Спросите - куда же я трачу деньги. Отвечу – собираю на билет отсюда. Это – пять
сотен баксов. И еще столько же вернуть банку. И за квартиру. И за документы. На
круг - три тысячи зелени. Или пятнадцать тысяч монет. Куча денег. Так что,
может, я уже схожу с ума,- но каждая лишняя булка или пачка сигарет - словно
преступление.
Разговоры - разговорами, только все равно – очень хочется есть. Я даже, грешным
делом, пожалел, что перебрался в этот большой город. Там где я жил раньше, на
юге страны, среди пальм в белых домах на берегу теплого моря коротали свой век
религиозные люди. Они не могли позволить себе кощунственно относиться к плодам
земли, которые даровал им Бог. И еще они неукоснительно исполняли заповедь
заботы о нуждающемся. Поэтому не съеденный хлеб аккуратно заворачивали в пленку
и вывешивали на чистые и совсем не пахнущие баки для отходов. Хлеб там был.
Только там не было работы. И еще жила она, бывшая. Такая успешная и
равнодушная. «Мне, конечно, очень жаль, - сказала она напоследок, - но поверь,
так будет лучше». Дежурные слова бразильского сериала.
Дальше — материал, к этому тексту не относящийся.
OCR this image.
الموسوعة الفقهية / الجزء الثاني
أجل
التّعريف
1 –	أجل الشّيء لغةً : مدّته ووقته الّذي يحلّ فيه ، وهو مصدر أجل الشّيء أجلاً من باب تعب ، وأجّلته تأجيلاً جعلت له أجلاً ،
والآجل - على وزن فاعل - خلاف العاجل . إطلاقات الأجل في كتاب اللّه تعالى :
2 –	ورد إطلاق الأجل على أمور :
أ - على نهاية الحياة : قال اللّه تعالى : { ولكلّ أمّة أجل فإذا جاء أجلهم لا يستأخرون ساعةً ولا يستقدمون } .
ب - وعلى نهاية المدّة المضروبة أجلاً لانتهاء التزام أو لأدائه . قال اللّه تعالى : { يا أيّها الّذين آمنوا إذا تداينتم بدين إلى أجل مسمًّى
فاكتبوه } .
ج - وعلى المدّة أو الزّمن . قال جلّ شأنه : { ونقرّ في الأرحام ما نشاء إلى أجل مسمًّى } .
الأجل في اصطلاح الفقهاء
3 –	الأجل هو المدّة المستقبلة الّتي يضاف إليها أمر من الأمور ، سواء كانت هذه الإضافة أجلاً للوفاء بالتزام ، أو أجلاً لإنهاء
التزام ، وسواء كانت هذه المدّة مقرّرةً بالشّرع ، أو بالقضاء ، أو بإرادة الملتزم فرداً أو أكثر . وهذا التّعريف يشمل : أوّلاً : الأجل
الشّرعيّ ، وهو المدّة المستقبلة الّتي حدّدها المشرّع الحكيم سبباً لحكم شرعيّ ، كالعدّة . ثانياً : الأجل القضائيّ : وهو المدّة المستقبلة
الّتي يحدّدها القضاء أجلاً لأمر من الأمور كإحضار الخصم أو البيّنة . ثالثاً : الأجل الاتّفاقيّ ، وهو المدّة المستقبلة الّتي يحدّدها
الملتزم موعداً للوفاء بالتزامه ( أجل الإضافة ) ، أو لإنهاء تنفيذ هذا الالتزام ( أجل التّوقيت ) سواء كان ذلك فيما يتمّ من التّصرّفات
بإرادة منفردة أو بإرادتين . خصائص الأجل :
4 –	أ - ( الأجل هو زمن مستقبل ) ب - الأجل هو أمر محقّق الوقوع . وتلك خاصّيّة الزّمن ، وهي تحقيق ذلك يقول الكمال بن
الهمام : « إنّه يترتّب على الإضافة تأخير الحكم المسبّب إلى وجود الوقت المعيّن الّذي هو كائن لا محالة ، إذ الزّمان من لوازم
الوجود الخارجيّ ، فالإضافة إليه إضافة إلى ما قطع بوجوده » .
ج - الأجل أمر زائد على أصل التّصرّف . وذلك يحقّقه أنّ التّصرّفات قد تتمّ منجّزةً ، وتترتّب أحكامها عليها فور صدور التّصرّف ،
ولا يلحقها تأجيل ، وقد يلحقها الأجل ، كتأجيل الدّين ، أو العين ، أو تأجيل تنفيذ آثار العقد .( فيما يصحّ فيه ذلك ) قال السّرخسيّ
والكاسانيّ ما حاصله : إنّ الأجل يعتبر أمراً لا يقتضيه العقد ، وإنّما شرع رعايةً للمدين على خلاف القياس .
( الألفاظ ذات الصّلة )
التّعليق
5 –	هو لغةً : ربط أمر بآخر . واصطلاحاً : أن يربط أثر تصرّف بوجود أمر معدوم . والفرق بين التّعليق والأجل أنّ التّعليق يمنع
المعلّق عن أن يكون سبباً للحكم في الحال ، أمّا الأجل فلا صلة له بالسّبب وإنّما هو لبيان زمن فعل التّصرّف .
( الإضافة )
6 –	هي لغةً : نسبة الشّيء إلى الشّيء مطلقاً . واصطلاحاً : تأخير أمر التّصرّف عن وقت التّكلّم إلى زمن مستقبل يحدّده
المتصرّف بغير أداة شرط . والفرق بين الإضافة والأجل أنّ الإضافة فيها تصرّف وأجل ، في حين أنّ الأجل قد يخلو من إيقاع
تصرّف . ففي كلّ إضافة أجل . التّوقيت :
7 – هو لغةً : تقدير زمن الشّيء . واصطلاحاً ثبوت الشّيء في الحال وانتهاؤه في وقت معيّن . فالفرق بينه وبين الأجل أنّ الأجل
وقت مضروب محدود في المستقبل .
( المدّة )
Стемнело. Южные ночи быстрые. Дождь, который начался когда мы выгружали тот
дурацкий концертный рояль, так и не прекращался. Я вымок до нитки и очень
замерз.
В этот день все с самого начала пошло наперекосяк. Где-то в полдень Марк
подхватил меня у дома, и мы отправились к клиентке. Рыжая блядовитого вида
пианистка - десять лет как из России - подцепила себе местного сабру, увела его
из семьи, а теперь перебиралась на виллу, которую он арендовал в пригороде. У
нее, конечно, ничего не было готово, и мы убили уйму времени, складывая и
упаковывая ее барахло. А этот охренительный белый шедевр Стейнвея, который надо
было тащить по тропинке вверх метров сто: ближе грузовик просто не мог
подобраться.
Места в кузове мне, конечно, не осталось. И я сел вместе с клиенткой в красную
спортивную машину. Мы ехали впереди и показывали дорогу. У нее был приятный
голос с хрипотцой и она все время курила ментоловую «Монтану». Это было очень
плохо. Во-первых - уже два месяца у меня не было секса, а от нее прямо разило
похотью. А во-вторых, очень хотелось курить, только попросить я стеснялся. И
очень ругал себя за это.
Вилла была отличная. С внутренней дубовой галереей вдоль периметра второго
этажа и огромным холлом, где рояль оказался к месту. Только я не завидовал. Все
было чужое. И из кухонной мраморной мойки, в которой почему-то стояла серая
мыльная вода, мерзко воняло.
Мы пережидали, пока прежние жильцы загрузят свои вещи в минивен. Жильцы были
молодые и богемные. А груз – плазменная телевизионная панель, аудио аппаратура,
виниловые диски, журналы по искусству и пять дюжин банок пива «гессер
миллениум». Серега – почти двухметровый скрипач из Винницы, который легко
взваливал на спину трехсотлитровый холодильник «Тадиран» и, по- моему, никогда
не бывал абсолютно трезвым, очень внимательно следил за погрузкой, свесив ноги
с борта нашей грузовой старушки «Исудзу».
А я думал о том, что в суете окружающих меня людей я совершенно лишний. И о
том, что я очень хочу домой, туда, где мои книги и мои стены.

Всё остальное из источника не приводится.